With the advent of new technologies come new frontiers. With these new frontiers chaos inevitably happens. Do we need order yet, or should we let the industry go ahead?

Driving an electric car, EV these days means carrying a few charging cards in your wallet. If it’s not Coulomb Technologies, then you need at least ECOtality’s. If you have neither, you might get stuck somewhere. In order to be well prepared, an electric car driver needs two things. A smart phone with electric charging apps and a few electric charge stations cards in order to access recharging on the go. The problem is that this means carrying many cards in the long run. So what can be done to ease the situation?

One Card Rules Them All. Todd Woody at Forbes asked an interesting question when he questioned the practicality of carrying so many cards in order to access different charging stations in the city of San Francisco. Can we get by with only one card or do we need many? Furthermore, is there a way to only have master card? And lastly, how does this help the electric car industry?

To the last question, having a universal charging card certainly would help a faster mass adoption of electric cars. Currently, most drivers either have a Coulomb Technologies or an ECOtality card.

PayPal? While GE sees the future with PayPal, the company announced it is teaming up with PayPal for its charging WattStations. But doesn’t that just give us yet another system? It does and it still doesn’t answer the real problem, what can we do to make charging stations easily accessible for all.

iPhones, QR codes And Good Old Credit Card. At this stage, the answer seems brutally painful to most. How about using our credit and debit cards? After all, parking meters are starting to adopt this “revolutionary” idea of using our cards to pay for public places. Yet, the industry being what it is loves to use technology. So let’s spice it up a bit. How about we use those QR codes on our smartphones, link our devices to our bank accounts and voila. Instant payment is reinvented.
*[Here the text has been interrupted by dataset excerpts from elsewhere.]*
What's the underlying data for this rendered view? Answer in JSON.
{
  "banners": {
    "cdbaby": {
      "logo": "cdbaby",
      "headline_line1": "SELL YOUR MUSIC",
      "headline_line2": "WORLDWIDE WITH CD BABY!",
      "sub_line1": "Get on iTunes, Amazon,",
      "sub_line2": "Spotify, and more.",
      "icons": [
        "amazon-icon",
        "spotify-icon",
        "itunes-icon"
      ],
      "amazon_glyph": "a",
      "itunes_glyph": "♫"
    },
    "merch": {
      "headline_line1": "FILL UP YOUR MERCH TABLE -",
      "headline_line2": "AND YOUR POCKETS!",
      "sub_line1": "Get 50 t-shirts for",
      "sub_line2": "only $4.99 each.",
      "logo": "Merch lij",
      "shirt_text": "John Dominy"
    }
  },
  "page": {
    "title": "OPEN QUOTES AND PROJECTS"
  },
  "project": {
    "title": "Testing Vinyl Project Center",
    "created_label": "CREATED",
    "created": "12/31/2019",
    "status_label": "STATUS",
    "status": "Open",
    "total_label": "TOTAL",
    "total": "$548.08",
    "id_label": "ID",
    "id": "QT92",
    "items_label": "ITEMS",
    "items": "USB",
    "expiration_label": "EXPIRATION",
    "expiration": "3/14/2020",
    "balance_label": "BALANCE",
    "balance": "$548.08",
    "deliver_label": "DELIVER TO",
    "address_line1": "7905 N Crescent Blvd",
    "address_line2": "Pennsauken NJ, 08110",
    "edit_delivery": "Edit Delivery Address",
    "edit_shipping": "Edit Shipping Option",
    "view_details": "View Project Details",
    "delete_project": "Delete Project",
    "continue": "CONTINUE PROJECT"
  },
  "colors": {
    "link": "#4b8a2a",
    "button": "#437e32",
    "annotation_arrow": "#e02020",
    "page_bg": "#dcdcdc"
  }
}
Another promising system some utilities are working on is to have drivers recognized as they charge and get billed from the utility, regardless of location. This idea is being tested currently in San Diego with some success.

In the end, it seems the best solutions are already here. The new charging stations industry is playing the wait and see game to figure who will be the last players. Let’s not deceive ourselves here and reinvent the wheel, almost everyone carries credit and debit cards, which would suit charging stations and electric cars just fine.